June 15, 2022
About this Event
The COVID 19 Pandemic drew attention to major flaws in the U.S. healthcare system. From our independent spirit that made collective action difficult at times to the decades-long underfunding of our public health agencies, it was a perfect storm that had a devastating impact – especially on our most vulnerable populations. Now, with a premature end to the public health emergency, we risk further harm to the millions of patients and their caregivers still suffering from the effects of COVID. And we also risk stifling the few bright lights that emerged from a crashed system beginning to self-correct.

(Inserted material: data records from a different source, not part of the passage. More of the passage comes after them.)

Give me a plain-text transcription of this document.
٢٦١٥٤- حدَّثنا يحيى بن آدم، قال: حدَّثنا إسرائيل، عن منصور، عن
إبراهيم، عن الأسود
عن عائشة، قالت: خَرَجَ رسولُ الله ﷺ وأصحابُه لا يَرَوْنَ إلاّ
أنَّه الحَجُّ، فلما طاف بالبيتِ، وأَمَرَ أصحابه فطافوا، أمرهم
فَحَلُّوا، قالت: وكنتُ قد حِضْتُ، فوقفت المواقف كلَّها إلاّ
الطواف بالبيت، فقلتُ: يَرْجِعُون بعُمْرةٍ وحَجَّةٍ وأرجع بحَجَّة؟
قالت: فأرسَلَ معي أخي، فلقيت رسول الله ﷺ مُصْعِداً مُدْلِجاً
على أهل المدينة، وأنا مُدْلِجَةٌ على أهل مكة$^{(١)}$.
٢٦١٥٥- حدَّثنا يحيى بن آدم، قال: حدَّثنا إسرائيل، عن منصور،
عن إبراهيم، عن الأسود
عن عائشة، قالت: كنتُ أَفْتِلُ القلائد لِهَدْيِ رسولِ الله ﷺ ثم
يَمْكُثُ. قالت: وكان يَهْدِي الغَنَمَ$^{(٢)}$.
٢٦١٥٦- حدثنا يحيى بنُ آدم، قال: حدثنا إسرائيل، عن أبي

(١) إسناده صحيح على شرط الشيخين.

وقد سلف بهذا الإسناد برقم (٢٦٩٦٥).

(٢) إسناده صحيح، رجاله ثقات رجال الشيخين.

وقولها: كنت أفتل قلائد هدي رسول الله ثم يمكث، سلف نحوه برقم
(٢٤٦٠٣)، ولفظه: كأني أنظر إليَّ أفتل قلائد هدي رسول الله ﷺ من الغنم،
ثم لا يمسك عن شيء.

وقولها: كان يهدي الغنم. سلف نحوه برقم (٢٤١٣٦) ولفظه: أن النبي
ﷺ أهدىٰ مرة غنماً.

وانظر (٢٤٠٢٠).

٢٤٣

1. Review the major flaws of the U.S. healthcare system exposed by the Pandemic
2. Explore the ways in which the healthcare system is self-correcting
3. Discuss how ending Medicaid coverage for many will inhibit the transition to a high value system (i.e., a system that consistently provides high value care)
4. Discuss how certain elements catalyzed by the pandemic have fared in the last 18 months.
David B. Nash is the Founding Dean Emeritus, and he remains on the full-time faculty as the Dr. Raymond C. and Doris N. Grandon Professor of Health Policy, at the Jefferson College of Population Health (JCPH). His year tenure as Dean completes more than 32 years on the University faculty. JCPH is dedicated to developing healthcare leaders for the future. Repeatedly named to Modern Healthcare’s list of Most Powerful Persons in Healthcare, his national activities cover a wide scope. Dr. Nash is a principal faculty member for quality of care programming for the American Association for Physician Leadership (AAPL). He served on the NQF Task Force on Improving Population Health and the John M. Eisenberg Award Committee for The Joint Commission. He also is a founding member of the AAMC-IQ Steering Committee, the group charged with infusing the tenets of quality and safety into medical education.